TWO NEW HOT CHICKS have joined our venerable stable of writers, two chicks who easily pass our new "lookist" policy that Exotic writers must be
physically fetching as well as verbally gifted. I welcome DebraJean "The Cum-Hungry Genius" Danger and Bobbi Jo "I Hate Sex" Schmidt to the Exotic family and place them warmly under my wings. DebraJean can be seen in
varying states of undress on the suicidegirls.com website. She is currently in New York, scripting an independent film in which I am slated to star as a police detective who kills her. Talk about type-casting! Bobbi Jo Schmidt hosts a very funny website under her real name, which she doesn't want revealed here. Their new columns are on page 62.

Next month will see the inauguration of a new full-page column called "Performance Anxiety" in which a rotating stable of writers will detail their
most awkward, embarrassing, and horrifying true-life sexual experiences. In my checkered history I've had some doozies, so this column should be wall-to-wall FUN STUFF!


THOSE WACKY ACTIVIST GIRLS over at Danzine and Miss Mona's Rack would like it announced that they are hosting a "Bad Date Line" whereby female sex workers, as well as
normal gals who don't charge for the pooty tang, can tattle on physically or sexually abusive males with the hope that other women stay away from them in the future. They have compiled a list of Bad Dates and are willing to share it with interested parties. You can anonymously report Bad Dates at 503-234-9615. I have
several misgivings about the idea of a Bad Date list, chief among them the fact that the name Jim Goad was not included.

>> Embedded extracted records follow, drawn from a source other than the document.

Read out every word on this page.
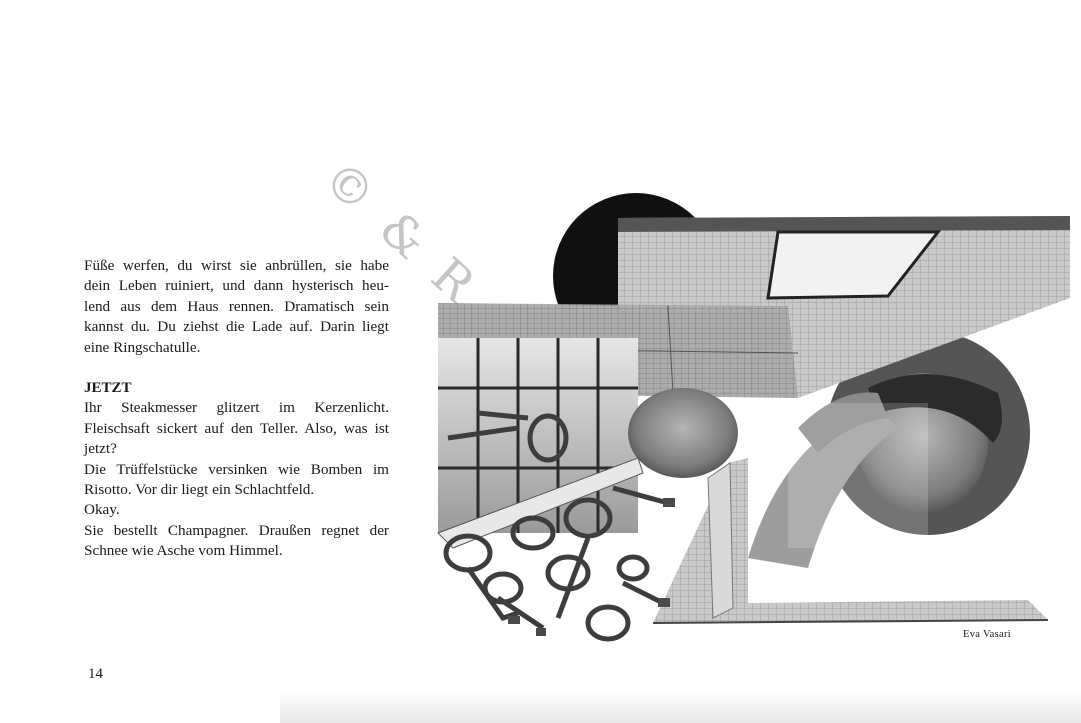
Füße werfen, du wirst sie anbrüllen, sie habe
dein Leben ruiniert, und dann hysterisch heu-
lend aus dem Haus rennen. Dramatisch sein
kannst du. Du ziehst die Lade auf. Darin liegt
eine Ringschatulle.

JETZT

Ihr Steakmesser glitzert im Kerzenlicht.
Fleischsaft sickert auf den Teller. Also, was ist
jetzt?

Die Trüffelstücke versinken wie Bomben im
Risotto. Vor dir liegt ein Schlachtfeld.

Okay.

Sie bestellt Champagner. Draußen regnet der
Schnee wie Asche vom Himmel.

© & R
Eva Vasari
14
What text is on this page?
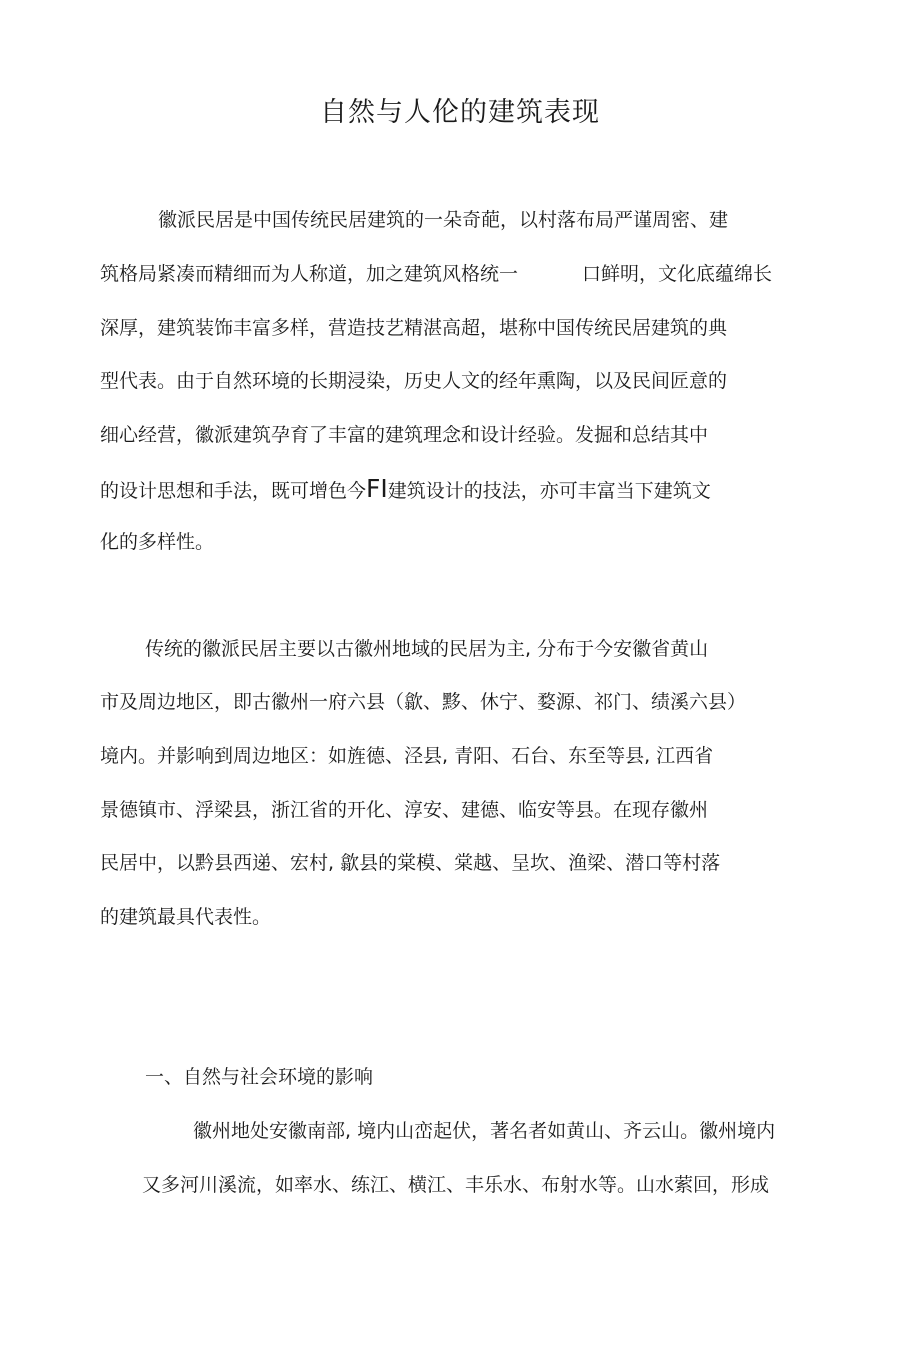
自然与人伦的建筑表现
徽派民居是中国传统民居建筑的一朵奇葩，以村落布局严谨周密、建
筑格局紧凑而精细而为人称道，加之建筑风格统一	口鲜明，文化底蕴绵长
深厚，建筑装饰丰富多样，营造技艺精湛高超，堪称中国传统民居建筑的典
型代表。由于自然环境的长期浸染，历史人文的经年熏陶，以及民间匠意的
细心经营，徽派建筑孕育了丰富的建筑理念和设计经验。发掘和总结其中
的设计思想和手法，既可增色今FI建筑设计的技法，亦可丰富当下建筑文
化的多样性。
传统的徽派民居主要以古徽州地域的民居为主, 分布于今安徽省黄山
市及周边地区，即古徽州一府六县（歙、黟、休宁、婺源、祁门、绩溪六县）
境内。并影响到周边地区：如旌德、泾县, 青阳、石台、东至等县, 江西省
景德镇市、浮梁县，浙江省的开化、淳安、建德、临安等县。在现存徽州
民居中，以黔县西递、宏村, 歙县的棠模、棠越、呈坎、渔梁、潜口等村落
的建筑最具代表性。
一、自然与社会环境的影响
徽州地处安徽南部, 境内山峦起伏，著名者如黄山、齐云山。徽州境内
又多河川溪流，如率水、练江、横江、丰乐水、布射水等。山水萦回，形成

I ATE BOBBY BALDWIN'S MANDARIN DUCK out of the Exotic office refrigerator during a sleepwalking episode at about 4AM during the last deadline. I woke up dazed, wandered over to the fridge, and gobbled it up. I would like to publicly apologize. Bobby, let's got out to the Candlelight sometime soon. I'll buy the drinks, and we'll both mack on big-booty white chicks.


REED McCLINTOCK ROCKED THE HOUSE along with brothers Porter, Boyd, and Groin as barbershop quartet The B.M.s (Brothers McClintock) crooned their way into the hearts of an initially skeptical Dante's audience in late March. Reed, who is known to Portland crowds as One of the World's Top 20 Coin Magicians (which would seem to imply that he didn't make the Top 10), exhibited some rare emotion at the sight of all those McClintocks reunited in one place. "I haven't seen Grandmama Bundt McClintock in what seems like ages," Reed said, a tear swelling in his eye. Reed's father Rind chipped in: "It's good to see the kids and the old people together again. And, ooooh, can those boys sing! Hot tamale!" For this writer, the evening's highlight was when Reed's little sister Blintz came onstage to play dulcimer as her brothers belted out a spellbinding "Sweet Adeline." If you haven't yet seen the B.M.s live, I'd suggest you catch the wave before it rolls over you, because this shit's gonna blow up MAJOR!


AM I A NEO-NAZI? No. I'm an old-fashioned Nazi. But thanks for asking!